First of all, it's hard to say what would qualify as a "big buy."
On Facebook, Michael Baier wrote, "On any given weekend it's not hard to put 500-700 rounds down range."
Brian O'Neill added, "Most people I know who are serious shooters buy in batches of a minimum 1,000."
"In situations like this, people are driven to do something. The something they do isn't always something that wouldn't help," said Andrew Rothman, Vice President of the Gun Owners Civil Rights Alliance in Minnesota. "There could be a system to track anything, but time and time again we see such tracking systems don't do any good."
Rothman said the instant background check system at the point of purchase for gun sales "has worked," but he worries about extra restrictions.
"Our government is not doing anything to catch the criminals that are breaking the law while they continue to hassle the law-abiding majority," he said.
There are those, however, who think a tracking system for major ammunition purchases of heavy artillery makes sense.
"There aren't systems to make sure someone who's buying excessive amounts of munitions draws a red flag," said Leroy Dawson, an organizer for Protect MN, a Minnesota advocacy group that supports tighter laws on gun sales.
Dawson didn't have a number in mind that would be the appropriate limit to trigger a red flag.
"That's a good question. I think that's something that should be up for debate," he said.
Some states let you only buy one gun per month, and if you buy a lot of handguns, gun shops do report that to the federal government. However, if you buy a bazooka, the FBI doesn't get notified about that. If you buy 100,000 rounds of ammunition, no one hears about that.

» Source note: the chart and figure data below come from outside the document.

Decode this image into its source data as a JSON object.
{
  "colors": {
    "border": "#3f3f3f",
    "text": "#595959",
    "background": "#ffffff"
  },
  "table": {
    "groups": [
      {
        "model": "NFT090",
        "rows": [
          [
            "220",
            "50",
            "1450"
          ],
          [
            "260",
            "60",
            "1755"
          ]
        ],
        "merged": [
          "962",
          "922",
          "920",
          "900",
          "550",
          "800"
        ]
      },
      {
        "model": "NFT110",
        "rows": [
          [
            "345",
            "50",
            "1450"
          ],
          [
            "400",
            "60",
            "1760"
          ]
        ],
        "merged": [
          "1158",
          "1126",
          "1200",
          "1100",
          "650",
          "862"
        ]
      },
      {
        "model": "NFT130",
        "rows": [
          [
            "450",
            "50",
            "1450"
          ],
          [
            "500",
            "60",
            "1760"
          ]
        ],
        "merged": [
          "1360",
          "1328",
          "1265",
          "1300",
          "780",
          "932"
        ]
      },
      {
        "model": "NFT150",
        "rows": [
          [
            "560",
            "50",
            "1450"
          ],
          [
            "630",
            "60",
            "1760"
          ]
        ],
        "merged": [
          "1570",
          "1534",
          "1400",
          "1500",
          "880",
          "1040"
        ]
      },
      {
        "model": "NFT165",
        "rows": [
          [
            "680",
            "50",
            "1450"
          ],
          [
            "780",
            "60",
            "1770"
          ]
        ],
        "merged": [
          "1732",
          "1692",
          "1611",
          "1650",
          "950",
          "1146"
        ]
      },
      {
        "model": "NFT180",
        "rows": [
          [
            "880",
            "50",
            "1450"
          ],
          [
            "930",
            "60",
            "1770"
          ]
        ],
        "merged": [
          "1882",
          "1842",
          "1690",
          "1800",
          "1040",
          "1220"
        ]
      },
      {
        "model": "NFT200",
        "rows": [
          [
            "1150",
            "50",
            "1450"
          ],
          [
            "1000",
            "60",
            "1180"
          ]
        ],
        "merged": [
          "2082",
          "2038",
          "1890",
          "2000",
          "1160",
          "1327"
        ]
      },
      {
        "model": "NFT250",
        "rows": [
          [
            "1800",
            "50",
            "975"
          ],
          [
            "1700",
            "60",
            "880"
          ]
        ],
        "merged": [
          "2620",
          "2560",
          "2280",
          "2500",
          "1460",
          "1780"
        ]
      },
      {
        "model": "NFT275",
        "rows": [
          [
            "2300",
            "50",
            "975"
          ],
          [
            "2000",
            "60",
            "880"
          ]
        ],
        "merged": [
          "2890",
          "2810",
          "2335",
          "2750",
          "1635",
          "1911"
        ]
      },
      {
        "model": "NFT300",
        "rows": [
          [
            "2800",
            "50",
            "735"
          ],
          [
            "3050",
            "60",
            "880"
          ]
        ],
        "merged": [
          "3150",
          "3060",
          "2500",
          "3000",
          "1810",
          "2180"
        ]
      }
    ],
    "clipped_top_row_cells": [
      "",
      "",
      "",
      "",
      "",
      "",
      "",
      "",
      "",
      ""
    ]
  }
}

"Most purchasers want to buy on sale or buy in bulk, and that's great, but at what expense?" asked Dawson. "It's great you have your hobby. We need to take this seriously, because we're losing lives."
The other practical problem with an ammunition tracking system is the question of what happens if you try to make a big buy. Do you get denied, as is the case with the instant background check on gun sales? Do you get investigated? Prosecuted? And who ends up doing that?
"Do we tell them no, do we make a record of it? After the disaster we can say, 'yep, he bought a lot of ammo.' That hasn't accomplished anything," said Rothman.
"The question is: how far are you willing to take your comfort when we see children dying on the street, numbers of people killed in movie theatres and schools," countered Dawson.
There is one ammo tracking system that some states including California are experimenting with: each bullet gets a serial number. So, if cops find shell casings at a drive-by scene, they can track the bullet back to the buyer. It's expensive and the jury is still out to see if it will be worth the money.